Selinexor dose modifications included interruptions, reductions, and discontinuations in 52%, 37%, and 18% of patients, respectively.
Selinexor inhibits XPO1, levels of which cancer cells increase in order to transfer tumor-suppressor proteins out of the nucleus, leading to inactivation of these cancer-fighting proteins. High levels of XPO1 also promote production of oncoproteins that fuel the growth of the tumor. Selinexor’s mechanism of blocking XPO1, limiting the production of oncoproteins, and preventing the transfer of tumor-suppressor proteins out of the nucleus has emerged as a promising strategy.
The ongoing phase III BOSTON trial (NCT03110562) is randomizing patients to a triplet combination of selinexor, bortezomib, and the dexamethasone versus a combination of bortezomib and dexamethasone in patients with relapse/refractory multiple myeloma who have received 1 to 3 prior anti–multiple myeloma regimens.

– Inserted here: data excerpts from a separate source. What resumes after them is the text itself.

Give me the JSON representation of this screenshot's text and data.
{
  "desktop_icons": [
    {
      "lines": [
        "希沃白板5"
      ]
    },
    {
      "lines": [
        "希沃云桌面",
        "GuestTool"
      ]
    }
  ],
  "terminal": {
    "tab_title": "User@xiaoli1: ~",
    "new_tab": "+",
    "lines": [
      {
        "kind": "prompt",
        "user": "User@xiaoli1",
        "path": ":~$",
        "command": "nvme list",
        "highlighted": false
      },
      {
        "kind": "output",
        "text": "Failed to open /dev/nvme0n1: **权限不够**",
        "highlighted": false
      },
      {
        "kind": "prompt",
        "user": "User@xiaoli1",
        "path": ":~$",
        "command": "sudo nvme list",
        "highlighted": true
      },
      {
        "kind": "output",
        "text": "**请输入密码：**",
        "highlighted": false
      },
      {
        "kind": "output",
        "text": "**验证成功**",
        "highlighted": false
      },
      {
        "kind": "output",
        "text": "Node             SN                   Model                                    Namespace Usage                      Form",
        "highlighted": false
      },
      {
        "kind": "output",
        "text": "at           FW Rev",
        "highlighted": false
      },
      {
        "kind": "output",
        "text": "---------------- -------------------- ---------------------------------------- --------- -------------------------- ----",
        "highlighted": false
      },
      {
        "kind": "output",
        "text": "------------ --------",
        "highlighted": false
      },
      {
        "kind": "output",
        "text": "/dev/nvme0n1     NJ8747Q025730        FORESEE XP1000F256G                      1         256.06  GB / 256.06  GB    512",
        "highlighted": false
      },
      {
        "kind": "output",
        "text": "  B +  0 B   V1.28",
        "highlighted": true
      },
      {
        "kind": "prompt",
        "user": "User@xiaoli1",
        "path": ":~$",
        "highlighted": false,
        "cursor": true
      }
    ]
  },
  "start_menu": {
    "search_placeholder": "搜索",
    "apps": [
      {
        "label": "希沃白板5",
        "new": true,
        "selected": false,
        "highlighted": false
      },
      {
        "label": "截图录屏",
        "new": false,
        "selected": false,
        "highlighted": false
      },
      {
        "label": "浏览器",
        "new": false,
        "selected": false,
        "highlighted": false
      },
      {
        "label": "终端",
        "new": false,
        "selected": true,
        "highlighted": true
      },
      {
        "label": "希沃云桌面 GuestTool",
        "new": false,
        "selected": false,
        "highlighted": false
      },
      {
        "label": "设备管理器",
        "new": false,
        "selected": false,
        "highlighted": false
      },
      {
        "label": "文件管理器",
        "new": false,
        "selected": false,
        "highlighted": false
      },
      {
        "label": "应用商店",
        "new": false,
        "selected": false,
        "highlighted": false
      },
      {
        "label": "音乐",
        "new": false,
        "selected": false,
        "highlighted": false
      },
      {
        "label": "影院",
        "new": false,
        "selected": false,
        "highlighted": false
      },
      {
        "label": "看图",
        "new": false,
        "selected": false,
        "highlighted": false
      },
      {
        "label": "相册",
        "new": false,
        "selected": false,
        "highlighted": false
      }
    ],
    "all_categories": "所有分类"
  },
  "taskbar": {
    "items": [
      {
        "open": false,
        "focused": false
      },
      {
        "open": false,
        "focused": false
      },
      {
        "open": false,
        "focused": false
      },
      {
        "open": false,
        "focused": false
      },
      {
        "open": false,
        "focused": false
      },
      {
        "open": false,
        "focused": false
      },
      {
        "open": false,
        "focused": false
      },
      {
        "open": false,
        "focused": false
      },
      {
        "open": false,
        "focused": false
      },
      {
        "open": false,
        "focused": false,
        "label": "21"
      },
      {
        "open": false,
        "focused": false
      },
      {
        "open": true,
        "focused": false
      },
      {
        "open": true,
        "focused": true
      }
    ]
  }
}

Vogl DT, Dingli D, Cornell RF, et al. Selinexor and low dose dexamethasone (Sd) in patients with lenalidomide, pomalidomide, bortezomib, carfilzomib and anti-CD38 Ab refractory multiple myeloma (MM): STORM study. Presented at: 58th American Society of Hematology Annual Meeting; San Diego, CA; December 3-6, 2016. Abstract 491.